Canadian housing starts surged in April to a seasonally adjusted annualized rate of 279,317 units, up roughly 17 per cent from March's 239,747, according to data released Friday by the Canada Mortgage and Housing Corporation. The number sailed past the consensus forecast of about 240,000 and was the strongest monthly print in just over a year. Markets read the number as evidence that builders, after a winter of waiting, have begun moving on permits that had been queuing through the early part of 2026.

The six-month trend in starts — CMHC's preferred smoothing measure — rose 3.2 per cent in April to 256,777 units. That is the more important figure for anyone trying to read the underlying construction cycle, and it tells a less explosive but more durable story: trend starts have now risen for three consecutive months, which has not happened since late 2023.

The composition is where the headline number gets complicated. The April jump was driven almost entirely by multi-unit construction in Toronto and Montréal. Toronto-area actual starts rose 34 per cent year-over-year, with the bulk coming from rental and condominium projects in the 416 and the inner 905. Montréal starts rose 21 per cent on similar drivers. Vancouver, by contrast, fell 30 per cent year-over-year, with both multi-unit and single-detached weak.

The Vancouver number is the one builders, economists, and city hall in equal parts are now trying to explain. Some of it is cost: Lower Mainland concrete and labour costs have not eased as quickly as Ontario's, and BC's empty-homes and speculation taxes continue to compress the foreign-capital share of presale flows. Some of it is timing: the city approved a heavy slate of starts in the back half of 2025, and 2026 is digesting that. Some of it is just the math of denominators — Vancouver's April 2025 was unusually strong, so the year-over-year drop overstates the cooling.

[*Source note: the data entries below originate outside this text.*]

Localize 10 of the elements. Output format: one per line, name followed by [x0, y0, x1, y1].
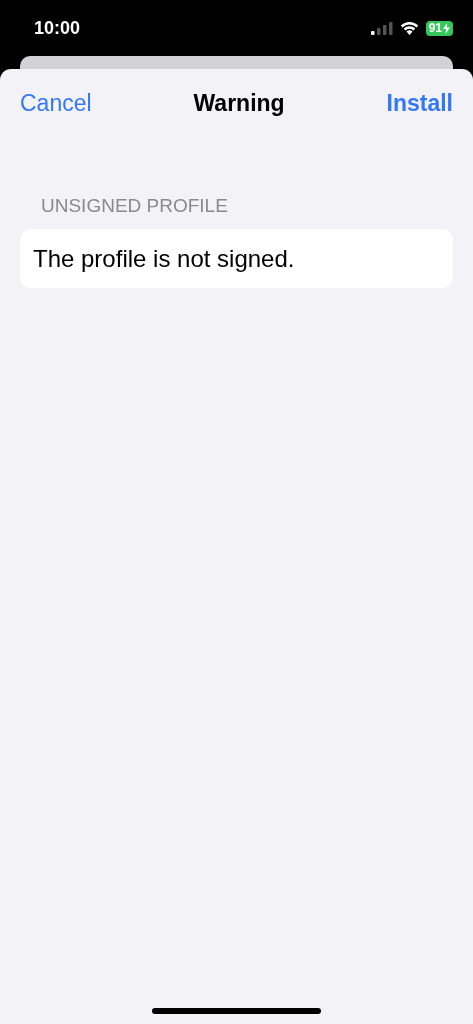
- wifi-icon: [399, 21, 419, 35]
- install-button[interactable]: Install: [386, 89, 453, 117]
- battery-indicator: 91: [425, 20, 453, 36]
- cancel-button[interactable]: Cancel: [20, 89, 92, 117]
- sheet-title: Warning: [193, 89, 285, 117]
- status-time: 10:00: [34, 17, 81, 39]
- signal-icon: [370, 21, 393, 35]
- section-header: UNSIGNED PROFILE: [41, 195, 229, 217]
- warning-text: The profile is not signed.: [33, 244, 295, 273]
- bolt-icon: [443, 22, 450, 34]
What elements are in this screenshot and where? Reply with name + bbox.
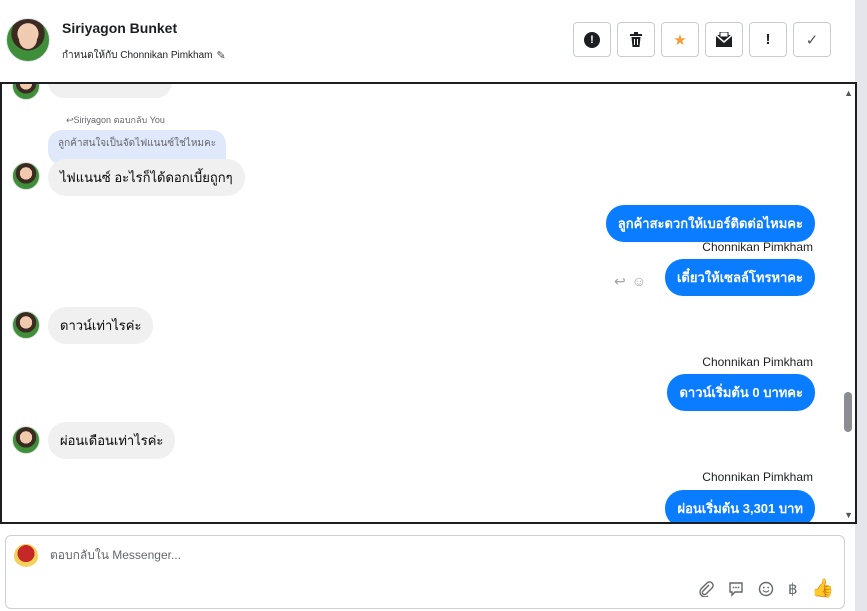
header-actions: ! ★ ! ✓ (573, 22, 831, 57)
assignee-row[interactable]: กำหนดให้กับ Chonnikan Pimkham ✎ (62, 48, 226, 63)
reply-icon[interactable]: ↩ (614, 273, 626, 290)
message-bubble[interactable]: ผ่อนเดือนเท่าไรค่ะ (48, 422, 176, 459)
scroll-up-arrow[interactable]: ▲ (844, 88, 853, 98)
scroll-down-arrow[interactable]: ▼ (844, 510, 853, 520)
check-icon: ✓ (805, 31, 819, 49)
baht-icon[interactable]: ฿ (788, 580, 798, 598)
sender-name: Chonnikan Pimkham (702, 355, 813, 369)
reply-input[interactable] (50, 548, 650, 562)
reply-meta: ↩Siriyagon ตอบกลับ You (66, 115, 165, 125)
star-icon: ★ (673, 31, 687, 49)
message-bubble[interactable]: ไฟแนนซ์ อะไรก็ได้ดอกเบี้ยถูกๆ (48, 159, 245, 196)
done-button[interactable]: ✓ (793, 22, 831, 57)
contact-name[interactable]: Siriyagon Bunket (62, 20, 177, 36)
message-thread[interactable]: ↩Siriyagon ตอบกลับ You ลูกค้าสนใจเป็นจัด… (0, 82, 857, 524)
message-hover-actions: ↩ ☺ (614, 273, 646, 290)
sender-name: Chonnikan Pimkham (702, 240, 813, 254)
like-icon[interactable]: 👍 (812, 578, 834, 599)
emoji-icon[interactable] (758, 581, 774, 597)
assignee-label: กำหนดให้กับ Chonnikan Pimkham (62, 50, 213, 61)
attach-icon[interactable] (698, 580, 714, 597)
message-bubble-partial (48, 84, 172, 98)
composer-toolbar: ฿ 👍 (698, 578, 834, 599)
mark-unread-icon (715, 31, 733, 47)
exclamation-icon: ! (765, 31, 771, 48)
delete-button[interactable] (617, 22, 655, 57)
mark-unread-button[interactable] (705, 22, 743, 57)
pencil-icon[interactable]: ✎ (217, 49, 226, 62)
conversation-header: Siriyagon Bunket กำหนดให้กับ Chonnikan P… (0, 0, 855, 82)
page-avatar (14, 544, 38, 568)
message-bubble[interactable]: ลูกค้าสะดวกให้เบอร์ติดต่อไหมคะ (605, 205, 815, 242)
message-bubble[interactable]: ดาวน์เท่าไรค่ะ (48, 307, 154, 344)
message-bubble[interactable]: เดี๋ยวให้เซลล์โทรหาคะ (664, 259, 815, 296)
scrollbar-thumb[interactable] (844, 392, 852, 432)
trash-icon (630, 31, 642, 47)
report-button[interactable]: ! (573, 22, 611, 57)
message-bubble[interactable]: ดาวน์เริ่มต้น 0 บาทคะ (667, 374, 815, 411)
reply-composer: ฿ 👍 (5, 535, 845, 609)
customer-avatar (12, 311, 40, 339)
saved-reply-icon[interactable] (728, 581, 744, 597)
reply-arrow-icon: ↩ (66, 115, 74, 125)
customer-avatar (12, 162, 40, 190)
report-icon: ! (584, 31, 600, 48)
customer-avatar (12, 426, 40, 454)
star-button[interactable]: ★ (661, 22, 699, 57)
customer-avatar (12, 84, 40, 100)
message-bubble[interactable]: ผ่อนเริ่มต้น 3,301 บาท (665, 490, 815, 522)
sender-name: Chonnikan Pimkham (702, 470, 813, 484)
react-emoji-icon[interactable]: ☺ (632, 273, 646, 290)
spam-button[interactable]: ! (749, 22, 787, 57)
messenger-inbox-view: Siriyagon Bunket กำหนดให้กับ Chonnikan P… (0, 0, 867, 611)
contact-avatar[interactable] (6, 18, 50, 62)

Nationally, actual starts in centres of 10,000 or greater were down one per cent year-over-year in April, with 21,805 units recorded versus 21,938 last April. That is the cleanest read on whether the sector is genuinely accelerating, and the answer remains: not yet. The year-to-date count is up six per cent, driven by Ontario and BC, but the absolute numbers remain well below what every level of government has identified as the build pace required to reach the federal target of 3.5 million additional homes by 2030.

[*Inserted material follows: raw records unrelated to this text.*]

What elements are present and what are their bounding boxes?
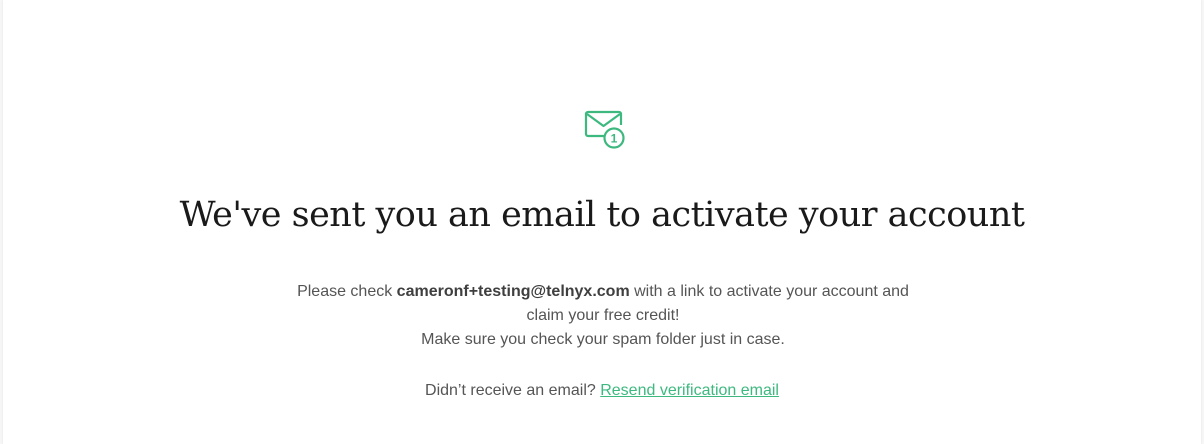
mail-notification-icon: 1 [584,110,626,152]
resend-prompt: Didn’t receive an email? [425,382,601,399]
message-prefix: Please check [297,283,397,300]
spam-note: Make sure you check your spam folder jus… [421,331,785,348]
resend-row: Didn’t receive an email? Resend verifica… [3,379,1201,403]
instructions-text: Please check cameronf+testing@telnyx.com… [278,280,928,352]
badge-count: 1 [611,132,618,146]
email-address: cameronf+testing@telnyx.com [396,283,630,300]
resend-verification-link[interactable]: Resend verification email [600,382,779,399]
verification-card: 1 We've sent you an email to activate yo… [3,0,1201,444]
page-title: We've sent you an email to activate your… [179,195,1025,235]
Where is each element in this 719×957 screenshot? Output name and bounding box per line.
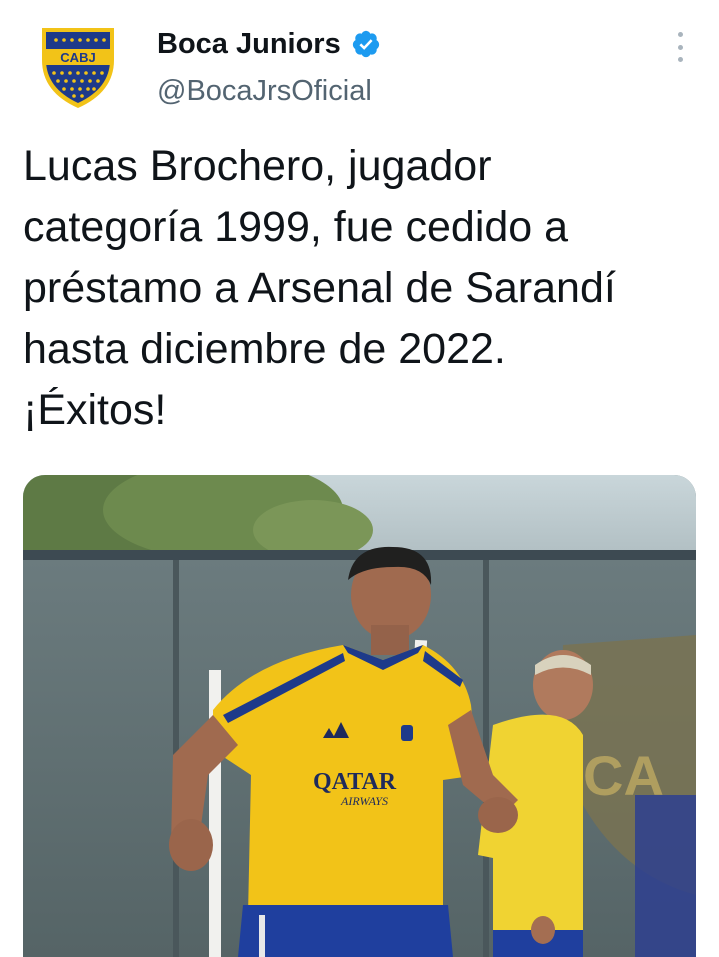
display-name[interactable]: Boca Juniors: [157, 26, 341, 62]
tweet-text-line: ¡Éxitos!: [23, 386, 167, 434]
more-options-icon[interactable]: [668, 32, 692, 62]
author-block: Boca Juniors @BocaJrsOficial: [157, 26, 381, 109]
more-dot: [677, 32, 683, 37]
tweet-photo[interactable]: CA QATAR AIRWAYS: [23, 475, 696, 957]
training-photo: CA QATAR AIRWAYS: [23, 475, 696, 957]
tweet-text-line: préstamo a Arsenal de Sarandí: [23, 264, 616, 312]
tweet-text: Lucas Brochero, jugador categoría 1999, …: [23, 136, 703, 441]
tweet-text-line: categoría 1999, fue cedido a: [23, 203, 569, 251]
tweet: CABJ Boca Juniors @BocaJrsOficial Lucas …: [0, 0, 719, 957]
name-row: Boca Juniors: [157, 26, 381, 62]
shirt-sponsor-sub-text: AIRWAYS: [340, 794, 388, 808]
more-dot: [677, 57, 683, 62]
avatar-crest-text: CABJ: [60, 50, 95, 65]
handle[interactable]: @BocaJrsOficial: [157, 73, 381, 109]
tweet-text-line: Lucas Brochero, jugador: [23, 142, 492, 190]
tweet-text-line: hasta diciembre de 2022.: [23, 325, 506, 373]
boca-crest-logo: CABJ: [30, 18, 126, 114]
more-dot: [677, 44, 683, 50]
shirt-sponsor-text: QATAR: [313, 769, 397, 795]
verified-badge-icon: [352, 30, 379, 58]
avatar[interactable]: CABJ: [30, 18, 126, 114]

Three things stand out for anyone trying to read what the April print means for the rest of 2026. First, the Bank of Canada is unlikely to take signal from this. With the overnight rate held at 2.25 per cent at the April 29 decision and policy framed around energy-driven inflation rather than housing dynamics, one monthly starts beat does not change the trajectory. Markets currently price the June 10 decision as a hold, with cuts pushed out further than they were in March.

Second, the rental story is the policy story. CMHC's accompanying commentary highlighted that purpose-built rental is now contributing a larger share of multi-unit starts than at any point since the mid-1990s. The federal Apartment Construction Loan Program — the renamed Rental Construction Financing Initiative — has done real work here, but provincial inclusionary-zoning frameworks in Ontario and Québec are also visible in the data.

Third, modular and prefabricated builds are not yet a meaningful share of the totals. CMHC's announcement earlier this month that it will expand mortgage insurance to factory-built homes points at the next leg of the story, but the units themselves are not yet showing up in the starts numbers in volume. Builders contacted by Fine Times Canada said they expect that to begin shifting in late 2026 as supply chains and certification streams clear.

The market reaction was muted. The Canadian dollar barely moved on the release. Bay Street economists who spent the morning re-reading the regional breakdowns generally landed on the same line: April was strong, the trend is improving, and we are still building well below what the country needs. Friday's data does not change that summary. It just tells us that the construction cycle, for the first time in nearly two years, may finally have a tailwind.

The May data will be released on June 16. By then, the Bank of Canada will have made its next rate decision, the federal Housing Accord renegotiations with the provinces will be further along, and we should know whether April's burst of multi-family activity in central Canada continues or proves a one-month anomaly.